Near-Optimal Topology-adaptive Parameter Synchronization in Distributed DNN Training

Distributed machine learning with multiple concurrent workers has been widely adopted to train large deep neural networks (DNNs). Parameter synchronization is a key component in each iteration of distributed training, where workers exchange locally computed gradients through an AllReduce operation or parameter servers, for global parameter updates. Parameter synchronization often constitutes a significant portion of the training time; minimizing the communication time contributes substantially to DNN training speed-up. Standard ring-based AllReduce or PS architecture work efficiently mostly with homogeneous inter-worker connectivity. However, available bandwidth among workers in real-world clusters is often heterogeneous, due to different hardware configurations, switching topologies, and contention with concurrent jobs.

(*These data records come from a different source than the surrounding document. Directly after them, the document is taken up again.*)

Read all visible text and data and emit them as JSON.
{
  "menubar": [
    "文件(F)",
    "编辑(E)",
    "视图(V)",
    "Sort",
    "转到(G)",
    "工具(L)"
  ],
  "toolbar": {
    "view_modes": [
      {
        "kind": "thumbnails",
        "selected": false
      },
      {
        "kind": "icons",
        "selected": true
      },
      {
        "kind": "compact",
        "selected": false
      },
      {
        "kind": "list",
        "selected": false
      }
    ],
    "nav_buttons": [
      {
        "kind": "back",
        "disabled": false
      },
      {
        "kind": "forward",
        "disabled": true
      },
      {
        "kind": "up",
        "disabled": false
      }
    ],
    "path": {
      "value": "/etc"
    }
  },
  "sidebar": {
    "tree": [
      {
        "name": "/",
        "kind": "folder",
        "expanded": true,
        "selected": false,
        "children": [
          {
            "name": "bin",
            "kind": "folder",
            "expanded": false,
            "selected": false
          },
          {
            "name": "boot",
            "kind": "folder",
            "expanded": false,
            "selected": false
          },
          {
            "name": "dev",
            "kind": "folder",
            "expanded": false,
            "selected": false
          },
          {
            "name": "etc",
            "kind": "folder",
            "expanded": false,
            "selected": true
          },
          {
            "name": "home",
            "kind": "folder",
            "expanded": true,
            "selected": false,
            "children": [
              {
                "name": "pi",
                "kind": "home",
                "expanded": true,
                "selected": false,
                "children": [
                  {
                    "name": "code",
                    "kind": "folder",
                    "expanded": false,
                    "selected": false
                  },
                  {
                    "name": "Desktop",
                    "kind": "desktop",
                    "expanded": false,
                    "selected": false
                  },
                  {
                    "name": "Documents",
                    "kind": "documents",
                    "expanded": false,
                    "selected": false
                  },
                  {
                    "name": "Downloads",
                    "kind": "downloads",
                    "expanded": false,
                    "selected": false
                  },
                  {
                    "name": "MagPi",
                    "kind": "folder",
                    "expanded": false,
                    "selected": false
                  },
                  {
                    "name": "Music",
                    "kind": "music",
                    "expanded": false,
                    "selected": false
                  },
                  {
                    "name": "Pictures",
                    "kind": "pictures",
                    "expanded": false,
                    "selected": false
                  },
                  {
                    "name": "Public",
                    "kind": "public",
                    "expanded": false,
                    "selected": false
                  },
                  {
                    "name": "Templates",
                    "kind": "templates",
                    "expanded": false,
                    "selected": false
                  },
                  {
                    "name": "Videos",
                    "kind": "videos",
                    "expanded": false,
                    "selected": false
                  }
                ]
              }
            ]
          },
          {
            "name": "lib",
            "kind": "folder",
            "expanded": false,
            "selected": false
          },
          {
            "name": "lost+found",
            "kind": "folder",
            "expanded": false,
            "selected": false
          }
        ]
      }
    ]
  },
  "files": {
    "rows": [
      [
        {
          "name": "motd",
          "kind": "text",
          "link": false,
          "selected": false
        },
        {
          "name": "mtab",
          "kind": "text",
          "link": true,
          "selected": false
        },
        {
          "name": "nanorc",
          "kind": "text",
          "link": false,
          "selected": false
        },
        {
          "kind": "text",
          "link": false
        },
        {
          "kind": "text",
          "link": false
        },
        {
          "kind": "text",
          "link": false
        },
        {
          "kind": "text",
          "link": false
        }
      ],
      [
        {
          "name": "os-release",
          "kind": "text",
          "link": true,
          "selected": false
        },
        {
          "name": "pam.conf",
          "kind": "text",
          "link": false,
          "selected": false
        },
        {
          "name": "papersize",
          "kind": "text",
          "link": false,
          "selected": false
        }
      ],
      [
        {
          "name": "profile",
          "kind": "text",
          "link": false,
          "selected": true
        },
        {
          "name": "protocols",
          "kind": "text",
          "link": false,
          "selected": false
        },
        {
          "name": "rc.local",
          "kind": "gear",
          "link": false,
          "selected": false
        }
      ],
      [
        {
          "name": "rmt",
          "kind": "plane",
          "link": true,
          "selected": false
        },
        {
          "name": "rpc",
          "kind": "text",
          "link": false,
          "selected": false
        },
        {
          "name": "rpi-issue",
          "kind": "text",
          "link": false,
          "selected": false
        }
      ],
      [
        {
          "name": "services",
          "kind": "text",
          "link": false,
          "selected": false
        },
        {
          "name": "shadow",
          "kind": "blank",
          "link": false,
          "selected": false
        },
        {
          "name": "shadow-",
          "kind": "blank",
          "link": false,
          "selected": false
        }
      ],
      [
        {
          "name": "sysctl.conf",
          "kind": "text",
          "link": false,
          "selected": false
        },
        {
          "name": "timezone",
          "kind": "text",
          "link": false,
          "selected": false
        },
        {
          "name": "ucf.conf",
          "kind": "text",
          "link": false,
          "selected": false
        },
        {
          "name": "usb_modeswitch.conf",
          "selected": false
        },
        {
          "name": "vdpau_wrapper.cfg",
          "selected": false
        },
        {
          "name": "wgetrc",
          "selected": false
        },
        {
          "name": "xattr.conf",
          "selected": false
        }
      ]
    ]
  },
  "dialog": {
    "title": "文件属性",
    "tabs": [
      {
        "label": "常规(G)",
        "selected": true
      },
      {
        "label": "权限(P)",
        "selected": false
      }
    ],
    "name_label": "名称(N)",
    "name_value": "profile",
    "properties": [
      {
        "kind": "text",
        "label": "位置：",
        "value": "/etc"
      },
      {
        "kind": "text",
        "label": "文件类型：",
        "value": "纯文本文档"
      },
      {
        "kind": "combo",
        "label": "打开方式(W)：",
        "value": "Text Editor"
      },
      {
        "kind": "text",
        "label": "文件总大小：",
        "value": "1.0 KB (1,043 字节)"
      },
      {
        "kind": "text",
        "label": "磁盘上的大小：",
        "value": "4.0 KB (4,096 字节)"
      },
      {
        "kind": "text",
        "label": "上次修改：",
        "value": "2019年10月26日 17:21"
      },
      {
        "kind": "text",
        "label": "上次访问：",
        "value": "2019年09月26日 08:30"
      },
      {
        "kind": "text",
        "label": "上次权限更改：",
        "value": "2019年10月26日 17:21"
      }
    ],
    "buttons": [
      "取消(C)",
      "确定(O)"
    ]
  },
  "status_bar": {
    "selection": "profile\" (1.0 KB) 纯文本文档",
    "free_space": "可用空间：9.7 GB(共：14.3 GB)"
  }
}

This work investigates the best parameter synchronization topology and schedule among workers for most expedited communication in distributed DNN training. We show that the optimal parameter synchronization topology should be comprised of trees with different workers as roots, each for aggregating or broadcasting a partition of gradients/parameters. We identify near-optimal forest packing to maximally utilize available bandwidth and overlap aggregation and broadcast stages to minimize communication time. We provide theoretical analysis of the performance bound, and show that our scheme outperforms state-of-the-art parameter synchronization schemes by up to 18.3 times with extensive evaluation under various settings.